5.0 moles of an Ideal gas at 3.0 atm pressure and 27$^\circ$C is compressed isothermally to half its volume by application of an external pressure of 3.5 atm. What is the amount of work done (in joules) on the gas? Given: 1 L atm = 101.3 J, R = 0.082 L atm K$^{-1}$ mol$^{-1}$

• A. -3559.9 J
• B. 7268.3 J
• C. -10367.4 J
• D. 14359.2 J

Hint:

In isothermal processes, temperature remains constant, and the work done can be directly related to the change in volume.
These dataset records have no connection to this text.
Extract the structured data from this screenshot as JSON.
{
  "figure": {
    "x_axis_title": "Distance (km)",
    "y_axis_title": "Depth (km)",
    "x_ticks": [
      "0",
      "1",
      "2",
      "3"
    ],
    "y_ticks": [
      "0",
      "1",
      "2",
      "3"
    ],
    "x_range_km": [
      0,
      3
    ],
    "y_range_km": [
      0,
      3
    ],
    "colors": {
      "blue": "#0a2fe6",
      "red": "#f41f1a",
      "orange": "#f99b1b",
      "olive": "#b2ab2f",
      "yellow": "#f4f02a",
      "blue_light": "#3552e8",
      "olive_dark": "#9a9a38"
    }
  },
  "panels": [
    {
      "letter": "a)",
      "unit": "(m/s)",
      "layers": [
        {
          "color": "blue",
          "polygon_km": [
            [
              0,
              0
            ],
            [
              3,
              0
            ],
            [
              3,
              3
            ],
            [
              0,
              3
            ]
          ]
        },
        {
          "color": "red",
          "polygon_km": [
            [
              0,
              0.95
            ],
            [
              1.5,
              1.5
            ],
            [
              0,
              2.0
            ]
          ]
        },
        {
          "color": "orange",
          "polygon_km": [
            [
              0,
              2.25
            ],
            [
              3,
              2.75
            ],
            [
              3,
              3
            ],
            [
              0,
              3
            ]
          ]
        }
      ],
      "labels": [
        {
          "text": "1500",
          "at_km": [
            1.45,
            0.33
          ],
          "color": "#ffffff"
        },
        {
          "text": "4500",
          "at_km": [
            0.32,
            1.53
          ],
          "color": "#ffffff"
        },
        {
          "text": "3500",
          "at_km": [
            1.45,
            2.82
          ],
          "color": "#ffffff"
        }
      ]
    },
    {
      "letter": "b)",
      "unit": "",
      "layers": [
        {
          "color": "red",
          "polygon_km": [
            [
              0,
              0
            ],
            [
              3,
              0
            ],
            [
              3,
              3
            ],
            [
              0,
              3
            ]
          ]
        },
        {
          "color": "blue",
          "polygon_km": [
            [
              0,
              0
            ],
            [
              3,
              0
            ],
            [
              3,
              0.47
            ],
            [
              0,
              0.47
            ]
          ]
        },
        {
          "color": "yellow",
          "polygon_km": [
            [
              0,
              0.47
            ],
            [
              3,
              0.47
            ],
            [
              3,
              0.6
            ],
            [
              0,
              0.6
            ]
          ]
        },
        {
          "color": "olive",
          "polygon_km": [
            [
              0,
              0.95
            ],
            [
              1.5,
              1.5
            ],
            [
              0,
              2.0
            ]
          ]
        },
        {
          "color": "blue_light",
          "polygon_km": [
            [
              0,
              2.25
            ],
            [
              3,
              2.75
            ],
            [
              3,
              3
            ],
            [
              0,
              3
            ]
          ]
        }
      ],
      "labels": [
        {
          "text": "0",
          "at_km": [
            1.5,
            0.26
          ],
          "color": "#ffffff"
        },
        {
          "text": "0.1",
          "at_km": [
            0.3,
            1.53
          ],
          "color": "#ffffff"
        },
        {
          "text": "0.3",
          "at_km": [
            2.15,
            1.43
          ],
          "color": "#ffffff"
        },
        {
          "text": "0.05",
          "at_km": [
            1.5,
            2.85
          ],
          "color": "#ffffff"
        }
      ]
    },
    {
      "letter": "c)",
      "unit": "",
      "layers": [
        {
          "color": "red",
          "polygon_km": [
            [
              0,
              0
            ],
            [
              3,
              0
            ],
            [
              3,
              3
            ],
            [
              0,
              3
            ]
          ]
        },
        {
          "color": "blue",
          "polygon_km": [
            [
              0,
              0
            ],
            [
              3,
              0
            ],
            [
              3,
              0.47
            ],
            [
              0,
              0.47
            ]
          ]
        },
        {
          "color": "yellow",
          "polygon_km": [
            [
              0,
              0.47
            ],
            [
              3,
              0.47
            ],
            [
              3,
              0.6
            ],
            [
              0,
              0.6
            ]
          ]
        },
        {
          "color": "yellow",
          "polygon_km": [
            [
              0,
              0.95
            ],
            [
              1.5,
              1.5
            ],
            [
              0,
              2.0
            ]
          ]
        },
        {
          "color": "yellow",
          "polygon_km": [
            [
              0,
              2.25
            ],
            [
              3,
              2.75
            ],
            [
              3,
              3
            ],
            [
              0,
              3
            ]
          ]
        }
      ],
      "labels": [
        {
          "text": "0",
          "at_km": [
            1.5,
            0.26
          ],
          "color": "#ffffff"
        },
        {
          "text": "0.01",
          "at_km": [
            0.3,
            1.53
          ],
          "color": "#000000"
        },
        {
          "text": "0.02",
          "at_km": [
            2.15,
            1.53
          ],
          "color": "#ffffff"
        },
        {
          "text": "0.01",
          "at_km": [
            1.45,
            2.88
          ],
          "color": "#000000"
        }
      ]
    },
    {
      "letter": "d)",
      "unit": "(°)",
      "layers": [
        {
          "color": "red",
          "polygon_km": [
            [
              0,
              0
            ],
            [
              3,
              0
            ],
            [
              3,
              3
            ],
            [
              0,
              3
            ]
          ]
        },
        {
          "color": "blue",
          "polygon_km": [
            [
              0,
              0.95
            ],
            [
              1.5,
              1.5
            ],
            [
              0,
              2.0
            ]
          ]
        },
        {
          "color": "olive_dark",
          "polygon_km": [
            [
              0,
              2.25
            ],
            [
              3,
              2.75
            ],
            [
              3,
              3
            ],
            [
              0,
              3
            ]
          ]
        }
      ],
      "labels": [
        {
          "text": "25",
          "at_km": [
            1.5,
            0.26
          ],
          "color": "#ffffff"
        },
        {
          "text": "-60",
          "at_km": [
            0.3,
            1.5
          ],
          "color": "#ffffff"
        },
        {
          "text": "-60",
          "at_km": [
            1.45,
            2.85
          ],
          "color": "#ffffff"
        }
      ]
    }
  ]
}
Be sure to use the correct units and conversion factors.

Answer 1

The Correct Option is B

For an isothermal process, the work done on the gas can be calculated using the formula: \[ W = - P_{\text{ext}} \Delta V \] Where: - \( P_{\text{ext}} \) is the external pressure (3.5 atm), - \( \Delta V \) is the change in volume. For an ideal gas undergoing isothermal compression, the change in volume is related to the initial and final pressures and volumes. The volume of the gas is reduced by half, so: \[ V_f = \frac{V_i}{2} \] From the ideal gas law \( PV = nRT \), we know: \[ V_i = \frac{nRT}{P_i} \] Where: - \( n = 5.0 \, \text{mol} \), - \( R = 0.082 \, \text{L atm K}^{-1} \text{mol}^{-1} \), - \( T = 27^\circ C = 300 \, \text{K} \), - \( P_i = 3.0 \, \text{atm} \). First, calculate the initial volume \( V_i \): \[ V_i = \frac{(5.0)(0.082)(300)}{3.0} = 409.0 \, \text{L} \] Now, the final volume \( V_f \) will be: \[ V_f = \frac{V_i}{2} = \frac{409.0}{2} = 204.5 \, \text{L} \] Now, calculate the work done: \[ \Delta V = V_f - V_i = 204.5 - 409.0 = -204.5 \, \text{L} \] \[ W = - P_{\text{ext}} \Delta V = - (3.5 \, \text{atm}) (-204.5 \, \text{L}) = 7268.3 \, \text{L atm} \] To convert this to joules, multiply by 101.3 J per L atm: \[ W = 7268.3 \, \text{L atm} \times 101.3 \, \text{J/L atm} = 7268.3 \, \text{J} \]
Thus, the amount of work done is 7268.3 J.